Build-to-rent (BTR) is the asset class on everyone’s mind right now – but it is still in its early stages.
A study by EY, commissioned by the Property Council earlier in the year, found that BTR housing is currently worth $16.8 billion, but has the potential to expand by a factor of 17 to a $290 billion sector, which would see the creation of up to 350,000 new apartments in an optimistic scenario.
The study also found only 11 operating build-to-rent projects, and another 72 projects in the pipeline. The report suggests on conservative estimates, if the sector grew to just three per cent of Australia’s residential stock, it could be worth $290 billion.
As some of the early movers in the Australian market, Sentinel and Mirvac have both learnt that community is one of the key ingredients to keeping residents happy and occupancy high, but that there is still a learning curve when it comes to the general public’s understanding of the asset class.
So, what is build-to-rent housing?
BTR projects, known as multifamily housing in some regions, are already popular abroad. These initiatives entail a company overseeing the design and construction of the building, then retaining ownership upon completion. Subsequently, the company rents out the apartments to tenants and provides ongoing management and leasing services.
BTR properties often come with lease arrangements that diverge from traditional rentals. These may involve extended lease terms with unique renewal conditions, minimal or no rental bonds and the freedom to personalise the apartment (like painting the walls) and have pets.

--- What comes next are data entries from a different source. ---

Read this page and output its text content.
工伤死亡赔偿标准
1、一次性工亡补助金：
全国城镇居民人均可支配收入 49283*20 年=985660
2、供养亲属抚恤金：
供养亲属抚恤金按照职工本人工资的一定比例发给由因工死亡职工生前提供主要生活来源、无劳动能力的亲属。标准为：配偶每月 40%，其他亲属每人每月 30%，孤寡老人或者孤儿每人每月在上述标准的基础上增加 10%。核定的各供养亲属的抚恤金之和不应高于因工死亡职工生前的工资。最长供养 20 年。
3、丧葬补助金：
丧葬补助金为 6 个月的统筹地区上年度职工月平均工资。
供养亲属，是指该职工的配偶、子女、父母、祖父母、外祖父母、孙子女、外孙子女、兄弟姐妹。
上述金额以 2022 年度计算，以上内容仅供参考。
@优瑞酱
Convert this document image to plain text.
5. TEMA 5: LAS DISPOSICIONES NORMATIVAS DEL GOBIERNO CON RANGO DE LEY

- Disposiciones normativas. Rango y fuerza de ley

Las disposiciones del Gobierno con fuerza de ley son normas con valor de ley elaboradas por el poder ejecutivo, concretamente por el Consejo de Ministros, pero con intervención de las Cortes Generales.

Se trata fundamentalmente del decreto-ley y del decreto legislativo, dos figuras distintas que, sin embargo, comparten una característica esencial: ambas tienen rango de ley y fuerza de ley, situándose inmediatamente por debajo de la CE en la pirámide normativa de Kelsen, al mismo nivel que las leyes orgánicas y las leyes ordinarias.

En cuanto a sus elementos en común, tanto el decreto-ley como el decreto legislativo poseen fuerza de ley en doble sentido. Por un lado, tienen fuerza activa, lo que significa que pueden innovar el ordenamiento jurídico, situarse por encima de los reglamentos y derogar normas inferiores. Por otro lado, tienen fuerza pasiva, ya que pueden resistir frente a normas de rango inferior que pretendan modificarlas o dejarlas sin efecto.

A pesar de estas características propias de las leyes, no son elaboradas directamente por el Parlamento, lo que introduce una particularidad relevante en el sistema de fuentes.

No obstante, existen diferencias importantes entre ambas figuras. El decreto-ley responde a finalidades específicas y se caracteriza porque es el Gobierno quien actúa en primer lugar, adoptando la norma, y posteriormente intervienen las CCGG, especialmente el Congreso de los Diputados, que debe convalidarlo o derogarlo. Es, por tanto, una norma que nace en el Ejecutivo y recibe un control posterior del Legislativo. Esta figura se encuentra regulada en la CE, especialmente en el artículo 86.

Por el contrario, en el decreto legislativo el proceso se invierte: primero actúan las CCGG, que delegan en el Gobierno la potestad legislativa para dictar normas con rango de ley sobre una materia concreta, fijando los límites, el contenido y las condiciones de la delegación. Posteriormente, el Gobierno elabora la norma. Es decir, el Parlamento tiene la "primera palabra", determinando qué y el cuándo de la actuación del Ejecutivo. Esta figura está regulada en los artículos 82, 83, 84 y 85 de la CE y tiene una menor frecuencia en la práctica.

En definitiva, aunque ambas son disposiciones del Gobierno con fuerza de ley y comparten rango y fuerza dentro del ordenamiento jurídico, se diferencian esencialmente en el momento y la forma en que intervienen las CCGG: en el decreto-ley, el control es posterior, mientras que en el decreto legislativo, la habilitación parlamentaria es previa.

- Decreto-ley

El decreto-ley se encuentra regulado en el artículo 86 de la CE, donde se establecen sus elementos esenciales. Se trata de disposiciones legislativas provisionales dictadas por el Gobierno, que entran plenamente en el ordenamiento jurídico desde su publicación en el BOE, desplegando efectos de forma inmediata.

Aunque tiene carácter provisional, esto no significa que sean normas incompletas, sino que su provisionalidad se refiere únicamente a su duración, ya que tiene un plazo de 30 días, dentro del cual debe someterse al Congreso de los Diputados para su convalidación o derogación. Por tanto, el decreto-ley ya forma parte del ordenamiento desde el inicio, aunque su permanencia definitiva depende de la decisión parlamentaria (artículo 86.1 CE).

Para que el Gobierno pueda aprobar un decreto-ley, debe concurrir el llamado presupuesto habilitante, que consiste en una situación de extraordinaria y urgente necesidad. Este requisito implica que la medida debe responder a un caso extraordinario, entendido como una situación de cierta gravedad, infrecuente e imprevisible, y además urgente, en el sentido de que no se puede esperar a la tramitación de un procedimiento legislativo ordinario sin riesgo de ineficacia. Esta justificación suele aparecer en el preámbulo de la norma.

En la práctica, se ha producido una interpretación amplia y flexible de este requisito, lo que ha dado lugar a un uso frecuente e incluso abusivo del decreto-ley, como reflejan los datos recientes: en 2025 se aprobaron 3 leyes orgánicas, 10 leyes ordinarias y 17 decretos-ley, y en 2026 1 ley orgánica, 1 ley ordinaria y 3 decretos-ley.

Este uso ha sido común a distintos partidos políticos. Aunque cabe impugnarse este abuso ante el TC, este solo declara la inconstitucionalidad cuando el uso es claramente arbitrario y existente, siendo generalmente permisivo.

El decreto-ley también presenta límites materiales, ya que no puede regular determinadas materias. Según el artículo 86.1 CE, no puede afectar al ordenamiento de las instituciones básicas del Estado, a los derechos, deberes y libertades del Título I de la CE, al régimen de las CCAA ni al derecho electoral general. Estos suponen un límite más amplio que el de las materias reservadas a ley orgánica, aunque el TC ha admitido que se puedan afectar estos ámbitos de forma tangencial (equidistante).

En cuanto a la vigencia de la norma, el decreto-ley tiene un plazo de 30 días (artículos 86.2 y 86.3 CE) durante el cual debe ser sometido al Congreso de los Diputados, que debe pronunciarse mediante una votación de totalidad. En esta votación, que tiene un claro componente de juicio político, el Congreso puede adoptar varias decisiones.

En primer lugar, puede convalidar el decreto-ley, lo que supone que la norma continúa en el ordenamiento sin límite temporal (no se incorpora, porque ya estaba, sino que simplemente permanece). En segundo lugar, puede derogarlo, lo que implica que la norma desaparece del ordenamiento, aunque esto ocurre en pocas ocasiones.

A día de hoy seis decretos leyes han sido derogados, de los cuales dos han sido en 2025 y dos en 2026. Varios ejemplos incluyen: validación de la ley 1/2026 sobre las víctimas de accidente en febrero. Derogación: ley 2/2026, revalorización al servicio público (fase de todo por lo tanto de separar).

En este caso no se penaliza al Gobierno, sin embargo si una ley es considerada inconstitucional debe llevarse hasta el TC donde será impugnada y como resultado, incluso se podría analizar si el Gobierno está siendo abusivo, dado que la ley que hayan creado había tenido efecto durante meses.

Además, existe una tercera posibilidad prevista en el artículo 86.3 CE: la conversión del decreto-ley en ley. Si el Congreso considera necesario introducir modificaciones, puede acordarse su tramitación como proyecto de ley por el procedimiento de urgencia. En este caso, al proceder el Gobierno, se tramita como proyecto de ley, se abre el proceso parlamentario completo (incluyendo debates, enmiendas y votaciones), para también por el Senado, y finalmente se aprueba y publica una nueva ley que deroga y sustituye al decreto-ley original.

Additionally, amenities in these buildings are often a core part of the rental offering for residents, encompassing features like pools, shared outdoor spaces, BBQ areas, gyms, yoga studios, communal workspaces, community gardens and even cinemas. Cleaning and maintenance services might also be part of the package.
Community and education
Mirvac’s BTR lead Angela Buckley sees two types of renters coming into Mirvac’s BTR properties.
“What we found, particularly in Melbourne, [BTR] has really attracted quite a strong expat community,” she said.
“These are probably people that might have been abroad and are returning to Australia and because they might have lived in the UK or the US and they’re very familiar with multifamily, so they have a sense of relief that this category of housing is actually down here in Australia.
“But by and large, I would say that there is a lot of surprise and delight for customers. Typical Australian customers are used to renting in the private market.
“In saying that, I think sometimes there can be some level of scepticism to say, ‘hang on, do I actually get all of this’ because renters typically aren’t used to being treated as customers.
“The real opportunity for BTR is that the renter is genuinely the customer.”
Mirvac’s LIV secured five properties in its seed portfolio, which are set to deliver close to 2,000 apartments, nearly halfway to its 5,000 goal. By 2024, 3,300 residents will call LIV home across Sydney, Melbourne and Brisbane.
Sentinel’s Managing Director in Australia Keith Lucas, who has lived in one of Sentinel’s Subiaco BTR asset in Perth, agrees there is still a learning curve of understanding when it comes to BTR.
“These properties operate on retention rates, occupancy and the sense of community that you can create around the building,” he said.
“The idea that renting is the sole business of the landlord and the entire focus within a building, is absolutely a different experience to what most Australians would know as the rental process.
“Institutions, like ourselves, and the institutional investors that are behind us hold themselves to a high corporate standard when it comes to owning and managing these buildings.”
Sentinel completed Australia’s first purpose-built institutional BTR development in Subiaco, Perth in 2019 and saw practically 100 per cent of the studio, one-bedroom, two-bedroom, and three-bedroom apartments leased within nine months. Phase 2 of Element 27 opened in April of 2022 and has since achieved similar success. They are soon to begin construction on Phase 3 of the precinct and are in planning on a fourth phase, with more than 370 rental units expected to be delivered across all phases on completion.
The group aims for roughly 90 per cent occupancy or higher at each of its apartment communities and for residents to be staying for more than one year.
Mr Lucas said this means they need to provide quality services and a quality experience.
“There’s currently a major shortage of rental accommodation and housing across the country and not only do we want to help with filling this gap and delivering greater housing choices, but we’re focused on making sure we’re providing a consistently high level of service, high-quality product and great rental experience across our portfolio. Ultimately, we know that in the long-term, that is what will make our properties a great place to live and support the retention of existing residents and attract new renters in the market,” he said.
Sentinel’s Regional Director of Asset Management Vanessa Healy said that a number of parallels can be drawn between the needs of Australians and Americans when it comes to renting.
She said residents are generally looking for transparency in pricing, security of tenure, to know that the building will be maintained appropriately, that there will be quality amenities on offer and an easy onboarding process.
“Once we get potential renters in the door, meeting those needs is generally easy for us given our well-established rental processes and professional standards of service,” she said.
“Even at the first touchpoint of being given a personalised private tour of the property by our onsite staff, I think that imparts how the experience is going to be for residents.”